Since South Sudan seceded, [Sudanese President Omar al-]Bashir’s regime has reignited the war in Darfur and is dropping bombs on restive populations in Blue Nile state and the Nuba Mountains. It is stoking potential war with South Sudan and is using excessive force against urban protesters; 2,000 people are now under arrest.
As Sudanese refugees pour into neighboring countries and new reports of thousands of unaccompanied minors — another generation of “lost boys” and “lost girls” — keep Sudan’s suffering on the radar, it’s time to ask what to do about the Bashir government.
Small Arab Spring-like protests began surfacing in Sudan in June which were set off by student objections to austerity measures imposed by the government. However, the movement quickly waned as security forces violently suppressed the movement. Just this week, a local activist group said Sudanese security forces killed 12 protesters demonstrating against high prices and yesterday, police used tear gas and batons to stop protests in Darfur’s biggest city Nyala against the government and its austerity program.

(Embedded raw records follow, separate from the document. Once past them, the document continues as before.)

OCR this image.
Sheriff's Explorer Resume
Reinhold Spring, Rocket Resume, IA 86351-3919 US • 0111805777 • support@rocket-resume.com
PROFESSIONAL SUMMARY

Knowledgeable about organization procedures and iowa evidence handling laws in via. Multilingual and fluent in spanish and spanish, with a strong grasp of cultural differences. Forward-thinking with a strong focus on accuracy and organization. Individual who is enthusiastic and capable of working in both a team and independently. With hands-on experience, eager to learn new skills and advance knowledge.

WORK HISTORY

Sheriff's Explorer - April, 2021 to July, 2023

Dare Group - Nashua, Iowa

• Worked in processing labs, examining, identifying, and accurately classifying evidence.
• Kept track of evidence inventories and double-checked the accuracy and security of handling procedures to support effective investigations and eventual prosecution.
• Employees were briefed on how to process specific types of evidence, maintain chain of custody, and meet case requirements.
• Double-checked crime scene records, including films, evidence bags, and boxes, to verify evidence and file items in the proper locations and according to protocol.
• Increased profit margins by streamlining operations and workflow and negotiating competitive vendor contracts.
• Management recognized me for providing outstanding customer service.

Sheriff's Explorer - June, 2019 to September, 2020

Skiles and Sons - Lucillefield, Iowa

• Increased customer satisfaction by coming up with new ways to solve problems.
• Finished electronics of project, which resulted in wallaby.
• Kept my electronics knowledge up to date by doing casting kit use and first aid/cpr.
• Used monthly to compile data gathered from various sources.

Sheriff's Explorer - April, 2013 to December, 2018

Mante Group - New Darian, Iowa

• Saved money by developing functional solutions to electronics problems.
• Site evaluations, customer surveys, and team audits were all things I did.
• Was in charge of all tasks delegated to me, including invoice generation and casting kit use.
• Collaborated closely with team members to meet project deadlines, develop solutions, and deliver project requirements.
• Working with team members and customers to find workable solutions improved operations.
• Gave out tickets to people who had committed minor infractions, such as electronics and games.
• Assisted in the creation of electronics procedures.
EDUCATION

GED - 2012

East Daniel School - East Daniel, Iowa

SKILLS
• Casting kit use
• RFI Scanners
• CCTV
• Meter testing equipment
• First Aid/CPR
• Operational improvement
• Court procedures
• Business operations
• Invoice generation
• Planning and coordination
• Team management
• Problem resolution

Prendergast and Eggers write that “it’s time for the United States and others to take a stand with those protesting and fighting — and dying — for democracy in Sudan”:
This support can take many forms, including rapid and substantial support to the Sudanese opposition and civil society, which are working assiduously for real democratic transformation. Washington and others should also work within and outside the U.N. Security Council to create a meaningful consequence for Khartoum’s aerial bombing and humanitarian aid blockade.
“If change can be achieved in Sudan, the country could become a catalyst for peace in the region,” they write, “rather than the engine of war and terror it has been for nearly a quarter-century.”